Image of PCI configuration for the Windows 11 VM.

Motherboard

  • Disable resizable bar
  • Use internal GPU
  • Running the RAM speed on auto, which sets it to 4800; I have not experimented with changing this.

What Does Not Work

iGPU passthrough at the moment causes the system to crash.

Resources

Subbed! Can you share them? :smiley:

I’m getting really annoying crashes passing through my new 4090 to a Windows gaming VM. No reset bug though, which is a big upgrade from my Radeon card.
B650I Aorus Ultra, 96GB RAM@6400 (stable for 48 hours of memtest86), 7950X, running NixOS. Guest receives CCD1 and 64GB memory, and of course the GPU.

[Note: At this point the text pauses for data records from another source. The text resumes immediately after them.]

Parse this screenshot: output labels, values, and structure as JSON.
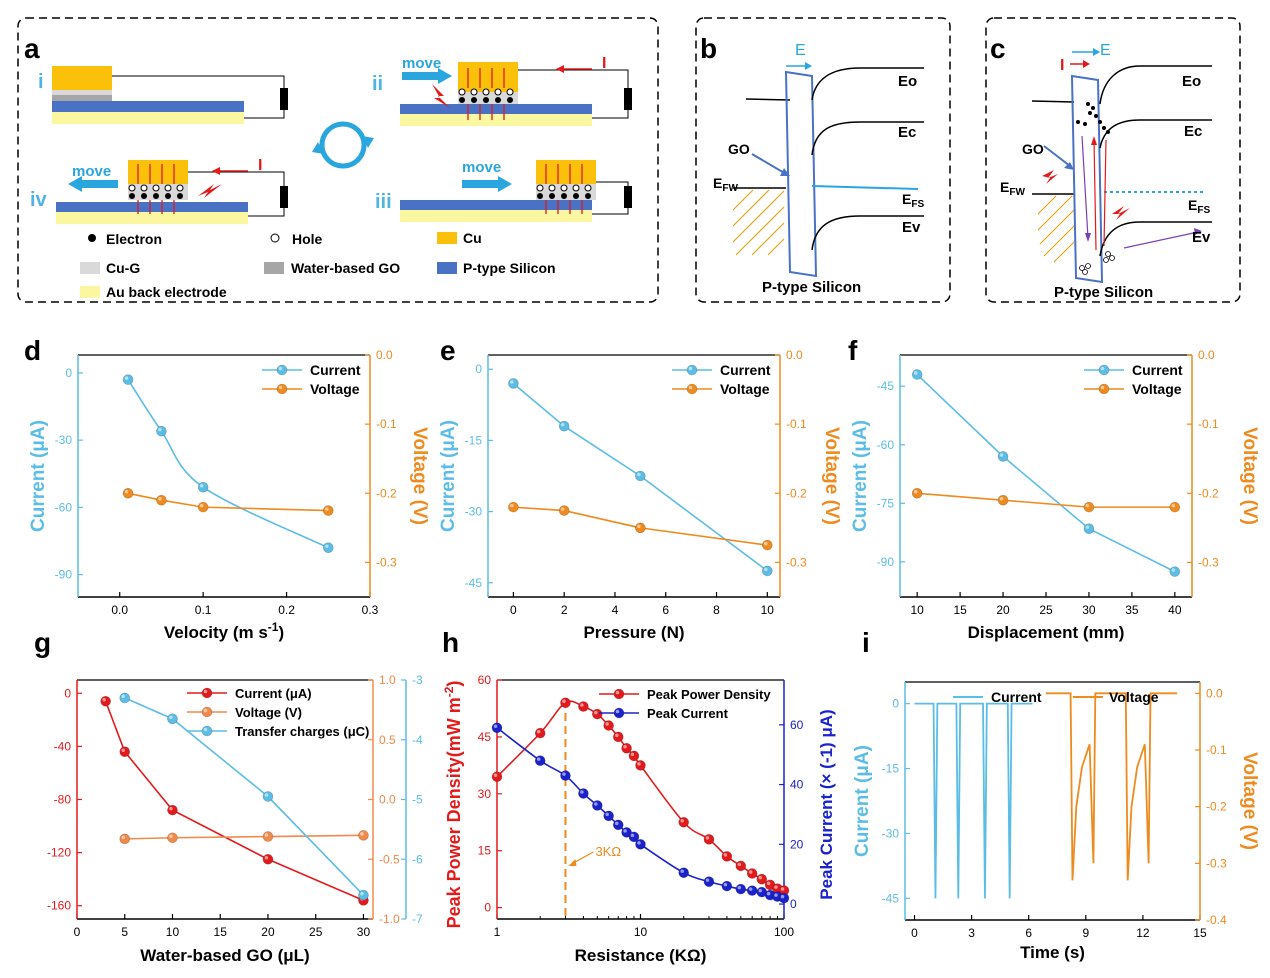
{
  "panel_letters": {
    "a": "a",
    "b": "b",
    "c": "c",
    "d": "d",
    "e": "e",
    "f": "f",
    "g": "g",
    "h": "h",
    "i": "i"
  },
  "colors": {
    "cyan": "#5bbde6",
    "orange": "#ee8a1e",
    "red": "#e31a1c",
    "blue": "#1a22cc",
    "gold": "#fbc10a",
    "silicon": "#4a72c4",
    "au": "#fbf6a0",
    "cug": "#d9d9d9",
    "go": "#a6a6a6"
  },
  "schematic_a": {
    "stage_labels": [
      "i",
      "ii",
      "iii",
      "iv"
    ],
    "move_label": "move",
    "current_label": "I",
    "legend": {
      "electron": "Electron",
      "hole": "Hole",
      "cu": "Cu",
      "cug": "Cu-G",
      "go": "Water-based GO",
      "psi": "P-type Silicon",
      "au": "Au back electrode"
    }
  },
  "band_b": {
    "field": "E",
    "go": "GO",
    "efw": "E",
    "efw_sub": "FW",
    "efs": "E",
    "efs_sub": "FS",
    "eo": "Eo",
    "ec": "Ec",
    "ev": "Ev",
    "si": "P-type Silicon"
  },
  "band_c": {
    "current": "I",
    "field": "E",
    "go": "GO",
    "efw": "E",
    "efw_sub": "FW",
    "efs": "E",
    "efs_sub": "FS",
    "eo": "Eo",
    "ec": "Ec",
    "ev": "Ev",
    "si": "P-type Silicon"
  },
  "chart_data": [
    {
      "panel": "d",
      "type": "line",
      "xlabel": "Velocity (m s",
      "xlabel_sup": "-1",
      "xlabel_end": ")",
      "ylabel": "Current (μA)",
      "y2label": "Voltage (V)",
      "xlim": [
        -0.05,
        0.3
      ],
      "ylim": [
        -100,
        8
      ],
      "y2lim": [
        -0.35,
        0.0
      ],
      "xticks": [
        0.0,
        0.1,
        0.2,
        0.3
      ],
      "xtick_labels": [
        "0.0",
        "0.1",
        "0.2",
        "0.3"
      ],
      "yticks": [
        0,
        -30,
        -60,
        -90
      ],
      "ytick_labels": [
        "0",
        "-30",
        "-60",
        "-90"
      ],
      "y2ticks": [
        0.0,
        -0.1,
        -0.2,
        -0.3
      ],
      "y2tick_labels": [
        "0.0",
        "-0.1",
        "-0.2",
        "-0.3"
      ],
      "legend_position": "top-right",
      "series": [
        {
          "name": "Current",
          "axis": "left",
          "color": "#5bbde6",
          "smooth": true,
          "x": [
            0.01,
            0.05,
            0.1,
            0.25
          ],
          "y": [
            -3,
            -26,
            -51,
            -78
          ]
        },
        {
          "name": "Voltage",
          "axis": "right",
          "color": "#ee8a1e",
          "x": [
            0.01,
            0.05,
            0.1,
            0.25
          ],
          "y": [
            -0.2,
            -0.21,
            -0.22,
            -0.225
          ]
        }
      ]
    },
    {
      "panel": "e",
      "type": "line",
      "xlabel": "Pressure  (N)",
      "ylabel": "Current (μA)",
      "y2label": "Voltage (V)",
      "xlim": [
        -1,
        10.5
      ],
      "ylim": [
        -48,
        3
      ],
      "y2lim": [
        -0.35,
        0.0
      ],
      "xticks": [
        0,
        2,
        4,
        6,
        8,
        10
      ],
      "xtick_labels": [
        "0",
        "2",
        "4",
        "6",
        "8",
        "10"
      ],
      "yticks": [
        0,
        -15,
        -30,
        -45
      ],
      "ytick_labels": [
        "0",
        "-15",
        "-30",
        "-45"
      ],
      "y2ticks": [
        0.0,
        -0.1,
        -0.2,
        -0.3
      ],
      "y2tick_labels": [
        "0.0",
        "-0.1",
        "-0.2",
        "-0.3"
      ],
      "legend_position": "top-right",
      "series": [
        {
          "name": "Current",
          "axis": "left",
          "color": "#5bbde6",
          "x": [
            0,
            2,
            5,
            10
          ],
          "y": [
            -3,
            -12,
            -22.5,
            -42.5
          ]
        },
        {
          "name": "Voltage",
          "axis": "right",
          "color": "#ee8a1e",
          "x": [
            0,
            2,
            5,
            10
          ],
          "y": [
            -0.22,
            -0.225,
            -0.25,
            -0.275
          ]
        }
      ]
    },
    {
      "panel": "f",
      "type": "line",
      "xlabel": "Displacement (mm)",
      "ylabel": "Current (μA)",
      "y2label": "Voltage (V)",
      "xlim": [
        8,
        42
      ],
      "ylim": [
        -99,
        -37
      ],
      "y2lim": [
        -0.35,
        0.0
      ],
      "xticks": [
        10,
        15,
        20,
        25,
        30,
        35,
        40
      ],
      "xtick_labels": [
        "10",
        "15",
        "20",
        "25",
        "30",
        "35",
        "40"
      ],
      "yticks": [
        -45,
        -60,
        -75,
        -90
      ],
      "ytick_labels": [
        "-45",
        "-60",
        "-75",
        "-90"
      ],
      "y2ticks": [
        0.0,
        -0.1,
        -0.2,
        -0.3
      ],
      "y2tick_labels": [
        "0.0",
        "-0.1",
        "-0.2",
        "-0.3"
      ],
      "legend_position": "top-right",
      "series": [
        {
          "name": "Current",
          "axis": "left",
          "color": "#5bbde6",
          "x": [
            10,
            20,
            30,
            40
          ],
          "y": [
            -42,
            -63,
            -81.5,
            -92.5
          ]
        },
        {
          "name": "Voltage",
          "axis": "right",
          "color": "#ee8a1e",
          "x": [
            10,
            20,
            30,
            40
          ],
          "y": [
            -0.2,
            -0.21,
            -0.22,
            -0.22
          ]
        }
      ]
    },
    {
      "panel": "g",
      "type": "line",
      "xlabel": "Water-based GO (μL)",
      "xlim": [
        0,
        31
      ],
      "ylim": [
        -170,
        10
      ],
      "y2lim": [
        -1.0,
        1.0
      ],
      "y3lim": [
        -7,
        -3
      ],
      "xticks": [
        0,
        5,
        10,
        15,
        20,
        25,
        30
      ],
      "xtick_labels": [
        "0",
        "5",
        "10",
        "15",
        "20",
        "25",
        "30"
      ],
      "yticks": [
        0,
        -40,
        -80,
        -120,
        -160
      ],
      "ytick_labels": [
        "0",
        "-40",
        "-80",
        "-120",
        "-160"
      ],
      "y2ticks": [
        1.0,
        0.5,
        0.0,
        -0.5,
        -1.0
      ],
      "y2tick_labels": [
        "1.0",
        "0.5",
        "0.0",
        "-0.5",
        "-1.0"
      ],
      "y3ticks": [
        -3,
        -4,
        -5,
        -6,
        -7
      ],
      "y3tick_labels": [
        "-3",
        "-4",
        "-5",
        "-6",
        "-7"
      ],
      "legend_position": "top-right",
      "series": [
        {
          "name": "Current  (μA)",
          "axis": "left",
          "color": "#e31a1c",
          "x": [
            3,
            5,
            10,
            20,
            30
          ],
          "y": [
            -6,
            -44,
            -88,
            -125,
            -156
          ]
        },
        {
          "name": "Voltage  (V)",
          "axis": "right",
          "color": "#f08a4b",
          "x": [
            5,
            10,
            20,
            30
          ],
          "y": [
            -0.33,
            -0.32,
            -0.31,
            -0.3
          ]
        },
        {
          "name": "Transfer charges (μC)",
          "axis": "right2",
          "color": "#5bbde6",
          "x": [
            5,
            10,
            20,
            30
          ],
          "y": [
            -3.3,
            -3.65,
            -4.95,
            -6.6
          ]
        }
      ]
    },
    {
      "panel": "h",
      "type": "line",
      "xscale": "log",
      "xlabel": "Resistance (KΩ)",
      "ylabel": "Peak Power Density(mW m",
      "ylabel_sup": "-2",
      "ylabel_end": ")",
      "y2label": "Peak Current (× (-1) μA)",
      "xlim": [
        1,
        100
      ],
      "ylim": [
        -3,
        60
      ],
      "y2lim": [
        -5,
        75
      ],
      "xticks": [
        1,
        10,
        100
      ],
      "xtick_labels": [
        "1",
        "10",
        "100"
      ],
      "yticks": [
        0,
        15,
        30,
        45,
        60
      ],
      "ytick_labels": [
        "0",
        "15",
        "30",
        "45",
        "60"
      ],
      "y2ticks": [
        0,
        20,
        40,
        60
      ],
      "y2tick_labels": [
        "0",
        "20",
        "40",
        "60"
      ],
      "annotation": "3KΩ",
      "annotation_x": 3,
      "legend_position": "top-right",
      "series": [
        {
          "name": "Peak Power Density",
          "axis": "left",
          "color": "#e31a1c",
          "x": [
            1,
            2,
            3,
            4,
            5,
            6,
            7,
            8,
            9,
            10,
            20,
            30,
            40,
            50,
            60,
            70,
            80,
            90,
            100
          ],
          "y": [
            34.5,
            46,
            54,
            53,
            51,
            48,
            45,
            42,
            40,
            37.5,
            22.5,
            18,
            13.5,
            11,
            9,
            7.5,
            6,
            5,
            4.5
          ]
        },
        {
          "name": "Peak Current",
          "axis": "right",
          "color": "#1a22cc",
          "x": [
            1,
            2,
            3,
            4,
            5,
            6,
            7,
            8,
            9,
            10,
            20,
            30,
            40,
            50,
            60,
            70,
            80,
            90,
            100
          ],
          "y": [
            59,
            48,
            43,
            37,
            33,
            29.5,
            26.5,
            24,
            22.5,
            20,
            10.5,
            7.5,
            6,
            5,
            4.5,
            4,
            3,
            2.5,
            2
          ]
        }
      ]
    },
    {
      "panel": "i",
      "type": "line",
      "xlabel": "Time (s)",
      "ylabel": "Current (μA)",
      "y2label": "Voltage (V)",
      "xlim": [
        -0.5,
        15
      ],
      "ylim": [
        -50,
        5
      ],
      "y2lim": [
        -0.4,
        0.02
      ],
      "xticks": [
        0,
        3,
        6,
        9,
        12,
        15
      ],
      "xtick_labels": [
        "0",
        "3",
        "6",
        "9",
        "12",
        "15"
      ],
      "yticks": [
        0,
        -15,
        -30,
        -45
      ],
      "ytick_labels": [
        "0",
        "-15",
        "-30",
        "-45"
      ],
      "y2ticks": [
        0.0,
        -0.1,
        -0.2,
        -0.3,
        -0.4
      ],
      "y2tick_labels": [
        "0.0",
        "-0.1",
        "-0.2",
        "-0.3",
        "-0.4"
      ],
      "legend_position": "top",
      "series": [
        {
          "name": "Current",
          "axis": "left",
          "color": "#5bbde6",
          "x": [
            0,
            1.0,
            1.1,
            1.2,
            2.2,
            2.3,
            2.4,
            3.6,
            3.7,
            3.8,
            4.9,
            5.0,
            5.1,
            6.2
          ],
          "y": [
            0,
            0,
            -45,
            0,
            0,
            -45,
            0,
            0,
            -45,
            0,
            0,
            -45,
            0,
            0
          ]
        },
        {
          "name": "Voltage",
          "axis": "right",
          "color": "#ee8a1e",
          "x": [
            6.9,
            8.2,
            8.3,
            8.5,
            8.8,
            9.2,
            9.4,
            9.5,
            9.6,
            11.1,
            11.2,
            11.4,
            11.7,
            12.1,
            12.3,
            12.4,
            12.5,
            13.8
          ],
          "y": [
            0,
            0,
            -0.33,
            -0.2,
            -0.13,
            -0.09,
            -0.3,
            0,
            0,
            0,
            -0.33,
            -0.2,
            -0.13,
            -0.09,
            -0.3,
            0,
            0,
            0
          ]
        }
      ]
    }
  ]
}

What happens is, after between fifteen minutes and 24 hours, the system will just reset. Screen blanks, fans max out, then the computer POSTs normally. journalctl is empty, and dmesg --follow and journalctl --follow over ssh also report no errors within the last couple minutes. Nothing particularly odd appears to happen in either host or guest before a reset, nor does there seem to be a pattern in what I do (it’s happened overnight when the computer was just idling, mid-game in Starfield and Baldur’s Gate 3 a few times, when I’ve been watching video streams, and in Solidworks.
I’d read that booting with pci=noaer could help for situations such as these, but it hasn’t. System is otherwise stable for weeks at a time if I don’t run the VM, including activities like gaming (on Linux). But if I boot the Windows guest, the computer eventually crashes. The computer won’t reset if the guest isn’t running, if the guest shuts down it seems to be just as stable as if it had never been started in the first place.

Is this the only RAM stability test you have done? If yes, first thing I’d try is stock RAM settings, because

  1. Memtest is not the most stressful test. The ram oc people seem to use Karhu, hci memtest, etc.
  2. RAM that runs stable on its own may not be stable anymore when a 4090 is dumping 500W of heat into the case.
  3. I experienced myself worse stability in VMs than in native linux (including while gaming) on AM5 which I could solve by going back to stock settings.

I have tried running the memory at stock speed, it still crashes.